Study Reveals ChatGPT’s Limitations When Recommending Cancer Treatment

Patients today have access to vast amounts of medical information on the internet, enabling them to educate themselves about their health conditions.

With the rise of artificial intelligence (AI), tools like ChatGPT have become increasingly popular for providing medical recommendations.

Researchers at Brigham and Women’s Hospital, conducted a study to evaluate the alignment of ChatGPT’s cancer treatment recommendations with the National Comprehensive Cancer Network (NCCN) guidelines.


Unveiling ChatGPT’s Recommendations


Published in JAMA Oncology, the study revealed that ChatGPT 3.5, while often convincing, offered non-concordant recommendations in around one-third of cases. This discovery showcases the importance of recognising the limitations of AI technologies and the importance for patients to engage with medical professionals in their decision-making process.

Danielle Bitterman, MD, corresponding author and part of the Artificial Intelligence in Medicine (AIM) Program, highlighted that AI lacks the nuanced understanding necessary for complex clinical decisions. Bitterman emphasised that medical advice should not be sought solely from AI resources and the importance of collaboration with healthcare providers.


AI’s Impact on Healthcare Landscape

The integration of AI into healthcare has been groundbreaking, potentially revolutionising care delivery, workforce support, and administrative processes. Mass General Brigham, as a leading academic health system and innovation hub, is at the forefront of rigorously researching AI’s responsible incorporation in various aspects of healthcare.

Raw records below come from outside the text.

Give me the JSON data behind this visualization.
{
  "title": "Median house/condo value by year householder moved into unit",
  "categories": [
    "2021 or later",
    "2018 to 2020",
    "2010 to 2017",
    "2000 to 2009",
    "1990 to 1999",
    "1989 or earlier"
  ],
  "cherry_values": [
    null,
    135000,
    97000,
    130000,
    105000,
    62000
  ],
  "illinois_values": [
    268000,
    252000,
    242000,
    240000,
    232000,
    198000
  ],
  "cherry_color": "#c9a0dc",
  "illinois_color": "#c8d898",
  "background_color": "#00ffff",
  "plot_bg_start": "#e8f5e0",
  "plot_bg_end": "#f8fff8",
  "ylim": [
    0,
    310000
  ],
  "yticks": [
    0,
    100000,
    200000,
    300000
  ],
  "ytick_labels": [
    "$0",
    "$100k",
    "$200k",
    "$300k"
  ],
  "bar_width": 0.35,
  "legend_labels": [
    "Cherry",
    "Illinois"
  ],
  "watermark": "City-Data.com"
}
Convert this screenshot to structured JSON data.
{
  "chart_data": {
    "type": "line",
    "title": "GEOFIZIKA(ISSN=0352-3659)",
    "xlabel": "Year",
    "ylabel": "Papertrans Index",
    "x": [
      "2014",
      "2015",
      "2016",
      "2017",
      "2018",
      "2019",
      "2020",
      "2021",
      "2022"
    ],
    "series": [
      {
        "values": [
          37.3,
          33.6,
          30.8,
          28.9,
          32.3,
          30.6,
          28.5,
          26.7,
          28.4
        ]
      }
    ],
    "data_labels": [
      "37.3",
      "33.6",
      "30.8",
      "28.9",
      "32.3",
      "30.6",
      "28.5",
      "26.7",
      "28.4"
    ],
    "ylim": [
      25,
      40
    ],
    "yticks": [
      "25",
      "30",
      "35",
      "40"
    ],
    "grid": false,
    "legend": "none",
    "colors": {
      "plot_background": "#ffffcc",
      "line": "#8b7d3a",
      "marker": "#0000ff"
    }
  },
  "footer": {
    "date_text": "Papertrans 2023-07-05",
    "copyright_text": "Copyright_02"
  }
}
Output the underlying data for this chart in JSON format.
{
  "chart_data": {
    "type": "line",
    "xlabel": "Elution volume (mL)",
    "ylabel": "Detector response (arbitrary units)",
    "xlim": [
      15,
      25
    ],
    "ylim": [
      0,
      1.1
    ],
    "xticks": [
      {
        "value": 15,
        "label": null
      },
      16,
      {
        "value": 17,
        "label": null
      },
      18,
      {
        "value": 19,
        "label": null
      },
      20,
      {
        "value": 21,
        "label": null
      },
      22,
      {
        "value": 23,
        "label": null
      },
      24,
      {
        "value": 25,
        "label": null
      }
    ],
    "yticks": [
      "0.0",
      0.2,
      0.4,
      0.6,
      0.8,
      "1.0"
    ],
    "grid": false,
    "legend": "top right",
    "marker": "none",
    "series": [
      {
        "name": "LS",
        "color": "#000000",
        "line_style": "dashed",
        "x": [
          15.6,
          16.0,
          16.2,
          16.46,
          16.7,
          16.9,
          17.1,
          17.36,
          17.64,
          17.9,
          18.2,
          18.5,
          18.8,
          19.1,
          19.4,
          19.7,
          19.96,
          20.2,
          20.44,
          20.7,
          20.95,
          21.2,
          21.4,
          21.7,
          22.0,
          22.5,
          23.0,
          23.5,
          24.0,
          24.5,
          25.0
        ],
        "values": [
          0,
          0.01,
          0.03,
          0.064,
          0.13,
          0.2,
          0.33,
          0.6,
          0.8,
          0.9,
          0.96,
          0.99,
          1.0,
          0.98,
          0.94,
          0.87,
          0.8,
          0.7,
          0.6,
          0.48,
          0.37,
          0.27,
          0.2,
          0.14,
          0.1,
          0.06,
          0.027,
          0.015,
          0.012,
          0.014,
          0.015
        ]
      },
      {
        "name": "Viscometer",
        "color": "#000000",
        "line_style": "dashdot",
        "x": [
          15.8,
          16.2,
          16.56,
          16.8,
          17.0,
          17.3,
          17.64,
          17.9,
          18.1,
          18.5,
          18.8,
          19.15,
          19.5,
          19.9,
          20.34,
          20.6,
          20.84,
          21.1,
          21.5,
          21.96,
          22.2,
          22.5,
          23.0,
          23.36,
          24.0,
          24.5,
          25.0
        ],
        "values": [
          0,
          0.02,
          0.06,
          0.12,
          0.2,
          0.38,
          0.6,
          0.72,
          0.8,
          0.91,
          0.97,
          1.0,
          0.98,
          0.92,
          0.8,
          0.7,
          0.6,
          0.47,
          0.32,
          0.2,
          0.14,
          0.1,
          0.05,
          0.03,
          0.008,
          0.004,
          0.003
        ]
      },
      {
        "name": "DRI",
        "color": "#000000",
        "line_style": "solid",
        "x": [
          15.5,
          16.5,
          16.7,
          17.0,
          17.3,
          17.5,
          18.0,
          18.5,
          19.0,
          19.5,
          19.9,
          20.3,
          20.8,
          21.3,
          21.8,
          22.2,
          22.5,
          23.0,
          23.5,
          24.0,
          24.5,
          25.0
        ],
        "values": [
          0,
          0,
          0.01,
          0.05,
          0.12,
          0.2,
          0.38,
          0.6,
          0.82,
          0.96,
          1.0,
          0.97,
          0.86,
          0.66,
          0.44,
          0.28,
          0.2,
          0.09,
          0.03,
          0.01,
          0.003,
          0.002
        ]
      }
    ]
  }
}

Aligning with NCCN Guidelines

The researchers chose to evaluate ChatGPT’s recommendations against NCCN guidelines, extensively employed by physicians nationwide. Focusing on three prevalent cancers—breast, prostate, and lung—the study prompted ChatGPT to suggest treatment approaches for each based on disease severity. A total of 104 prompts were generated, incorporating 26 distinct diagnosis descriptions and four slightly varied prompts.

Although nearly all responses (98%) contained at least one treatment approach in line with NCCN guidelines, 34% also featured non-approved suggestions. These recommendations were often subtly woven into otherwise sound guidance, making them challenging to identify.


Non-Approved Recommendations Defined

Non-approved recommendations were defined as partially correct suggestions that didn’t fully align with NCCN guidelines. For instance, suggesting surgery alone for locally advanced breast cancer without mentioning complementary therapies constituted a non-approved recommendation. The study revealed that complete agreement only occurred in 62% of cases, highlighting both the complexity of NCCN guidelines and ChatGPT’s potential for vague responses.


Unveiling Hallucinations and Misinformation


In 12.5% of cases, ChatGPT produced “hallucinations,” offering treatment recommendations absent from NCCN guidelines. These ranged from novel therapies to curative treatments for non-curative cancers. The study authors emphasised that such misinformation could distort patient expectations and potentially strain the clinician-patient relationship.

The researchers are now delving into the capabilities of both patients and clinicians in distinguishing between advice from human clinicians and AI models like ChatGPT. Furthermore, they are subjecting ChatGPT to more intricate clinical scenarios to assess its clinical knowledge comprehensively.


Technical Details and Implications

The researchers employed GPT-3.5-turbo-0301, a substantial model available at the time of the study, and 2021 NCCN guidelines for their evaluation. They acknowledged that results might differ with other language models and clinical guidelines, while noting the fundamental similarities and limitations shared by many AI models in this context.

The study sheds light on ChatGPT’s performance in providing cancer treatment recommendations aligned with NCCN guidelines. While AI technologies can aid patient education, the findings showcase the importance of not solely relying on AI for medical decisions. Human expertise remains irreplaceable in the intricate landscape of clinical decision-making.